Terror raids fuel Islamophobia

October 8, 2015
Issue 
More than 200 police raided homes in western Sydney, arresting five people.

A new terror campaign aimed at young people — particularly Muslims — was launched in Sydney's western suburbs following the fatal shootings of two people outside Parramatta police station on October 2.

The tragic shooting of police technician Curtis Cheng by 15-year-old Farhad Khalil Mohammad Jabar and his shooting by special forces police have allowed fear-mongering politicians a new round of Muslim bashing. This time it is being led by the so-called “Mr Nice Guy” — New South Wales Premier Mike Baird.

In the early hours of October 7, NSW police and media helicopters began hovering over the western suburbs. More than 200 police raided homes in Guildford, Wentworthville, Merrylands and Marsfield, arresting five people.

By October 8, all but one had been released.

Police raided the home of a student from Arthur Phillip High School where Jabar had been a student. They also returned to some of the homes raided in September last year.

The home of Omarjan Azari, who was charged and imprisoned last year, was one of those raided again. They also raided the home of Mustafa Dirani, who was also detained during last year's Operation Appleby raids, but not charged.

Azari has been in Goulburn's Supermax prison since last year, even though police have dropped the charge of conspiring to commit a terrorist act. His lawyer disputes the other charges and says he will never receive a fair trial.

It was during the highly publicised raids last year that the police embarrassingly seized a widely available plastic sword. They claimed it was a “legitimate weapon”.

Of the five people arrested on October 7, one was just 16 years old.

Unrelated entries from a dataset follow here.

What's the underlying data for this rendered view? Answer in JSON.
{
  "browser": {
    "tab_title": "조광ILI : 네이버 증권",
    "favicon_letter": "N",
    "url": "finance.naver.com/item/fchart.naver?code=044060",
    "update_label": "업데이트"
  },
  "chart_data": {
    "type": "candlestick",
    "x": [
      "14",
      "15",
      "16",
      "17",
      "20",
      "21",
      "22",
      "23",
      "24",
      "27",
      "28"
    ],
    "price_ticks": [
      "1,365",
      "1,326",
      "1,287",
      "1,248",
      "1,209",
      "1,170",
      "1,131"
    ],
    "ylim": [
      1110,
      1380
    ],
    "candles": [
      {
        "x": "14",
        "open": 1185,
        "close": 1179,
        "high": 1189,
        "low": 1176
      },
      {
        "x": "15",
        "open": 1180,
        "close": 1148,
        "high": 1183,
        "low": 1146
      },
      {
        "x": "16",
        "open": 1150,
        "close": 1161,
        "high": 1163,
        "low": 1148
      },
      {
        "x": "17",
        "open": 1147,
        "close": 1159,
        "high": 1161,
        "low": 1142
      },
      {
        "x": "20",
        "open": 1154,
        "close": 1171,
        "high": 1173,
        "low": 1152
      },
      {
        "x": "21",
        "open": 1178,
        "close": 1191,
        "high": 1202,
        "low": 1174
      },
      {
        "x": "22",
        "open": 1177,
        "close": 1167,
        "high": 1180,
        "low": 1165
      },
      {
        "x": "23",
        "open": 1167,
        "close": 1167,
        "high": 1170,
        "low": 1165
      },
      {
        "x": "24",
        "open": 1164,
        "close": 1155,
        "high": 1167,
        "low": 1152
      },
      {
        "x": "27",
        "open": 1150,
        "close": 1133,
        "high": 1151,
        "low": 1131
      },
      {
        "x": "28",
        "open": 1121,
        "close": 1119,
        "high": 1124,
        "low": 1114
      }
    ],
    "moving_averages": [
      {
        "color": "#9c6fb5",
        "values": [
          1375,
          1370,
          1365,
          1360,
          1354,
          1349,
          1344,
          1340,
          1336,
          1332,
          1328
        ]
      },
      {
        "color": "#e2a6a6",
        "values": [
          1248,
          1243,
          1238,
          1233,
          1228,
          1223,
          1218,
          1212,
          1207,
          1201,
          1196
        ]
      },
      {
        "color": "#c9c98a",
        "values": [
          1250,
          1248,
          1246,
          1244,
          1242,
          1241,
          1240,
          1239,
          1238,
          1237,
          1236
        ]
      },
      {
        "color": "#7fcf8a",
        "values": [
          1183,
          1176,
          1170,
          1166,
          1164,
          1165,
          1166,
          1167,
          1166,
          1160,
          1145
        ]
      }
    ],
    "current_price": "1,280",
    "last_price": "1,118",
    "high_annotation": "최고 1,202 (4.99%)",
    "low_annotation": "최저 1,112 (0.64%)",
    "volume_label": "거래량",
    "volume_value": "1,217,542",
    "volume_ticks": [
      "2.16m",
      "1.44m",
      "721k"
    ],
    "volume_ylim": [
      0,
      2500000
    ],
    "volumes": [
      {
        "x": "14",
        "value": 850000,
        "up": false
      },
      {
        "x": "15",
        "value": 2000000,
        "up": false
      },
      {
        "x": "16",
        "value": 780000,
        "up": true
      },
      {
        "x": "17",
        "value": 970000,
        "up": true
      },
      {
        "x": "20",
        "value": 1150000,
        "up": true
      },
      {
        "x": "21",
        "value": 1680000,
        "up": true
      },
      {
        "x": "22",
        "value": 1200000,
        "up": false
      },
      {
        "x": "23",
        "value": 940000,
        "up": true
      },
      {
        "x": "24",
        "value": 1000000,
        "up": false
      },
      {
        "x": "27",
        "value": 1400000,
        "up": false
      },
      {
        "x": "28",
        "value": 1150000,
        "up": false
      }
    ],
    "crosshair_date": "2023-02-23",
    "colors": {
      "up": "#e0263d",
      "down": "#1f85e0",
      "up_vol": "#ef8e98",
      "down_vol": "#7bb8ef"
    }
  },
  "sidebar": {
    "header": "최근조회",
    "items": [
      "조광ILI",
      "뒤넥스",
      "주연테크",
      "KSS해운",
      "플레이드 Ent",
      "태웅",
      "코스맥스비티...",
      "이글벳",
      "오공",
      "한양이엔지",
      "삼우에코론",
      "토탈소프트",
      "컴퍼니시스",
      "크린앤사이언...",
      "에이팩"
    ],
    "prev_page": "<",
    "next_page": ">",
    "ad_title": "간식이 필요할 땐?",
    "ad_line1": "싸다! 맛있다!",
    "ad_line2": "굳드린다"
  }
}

Strangely, a police spokesperson justified the raids on the ABC's 7.30 as necessary to find out who killed Chen — as if Jabar was not responsible.

Police alleged four of those arrested were “directly linked” to Cheng's shooting — which, in police terms, could mean something as innocuous as going to the same school or mosque. But by the next day, they had released all but one, meaning that they did not have the evidence to charge them with anything.

This state harassment campaign will not deter those already worked up and thinking about reacting to police harassment: if anything, it will fuel it. The police know that.

Why, then, do they do it? Clearly, the police, with their media accomplices, want to scare young Muslims. But they are wrong if they think this will deter young people from “radicalising”. This “permanent war” on the streets of Sydney — or at least on some streets — finds its echo in Australia's support for the permanent wars in the Middle East.

The harassment of young people — either of the Muslim faith or from a Middle Eastern background — serves the interests of the ruling class in deflecting attention away from their rotten policies that result in an array of problems young people have to deal with today: increasing isolation, alienation, mental health problems, entry into higher education and trying to find a job.

One parent of a student at Arthur Phillip High School told Green Left Weekly: “You'd think if police had to investigate something, they wouldn't do it by waiting outside the school. That's deliberately aimed at scaring the kids and fuelling the fire.”

The corporate media's role in this latest phase of Muslim bashing is also a disgrace. The embedding of journalists — including from the ABC — has reduced the pack to little more than the propaganda arm of the NSW Police.

Apart from any critical appraisal of why the raids were deemed necessary, what sums were spent and their impact on the wider community, it certainly means that those arrested will never get a fair trial. They are already “guilty”. The media is helping normalise Islamophobia.

Weeks after the launch of the federal government's botched “anti-radicalisation kit” — also aimed at young people — these latest raids show that reactionary federal and state authorities survive by fuelling fear and racism.

Politically aware young people — and others — do sometimes react violently to the state terror that Australian governments have signed up to in the Middle East. If your family is from that part of the world, your lived experience in this country includes living with permanent war, and its sometimes devastating effect on your community.

As a former teacher at Arthur Phillip High School remarked to Green Left Weekly, the students are well aware of imperialism — and their reactions to the permanent Muslim bashing varies.

Militaristic raids and shows of police power and brutality can be triggers. Certainly, they fuel the government's racist scare campaign against Muslims. It has to stop.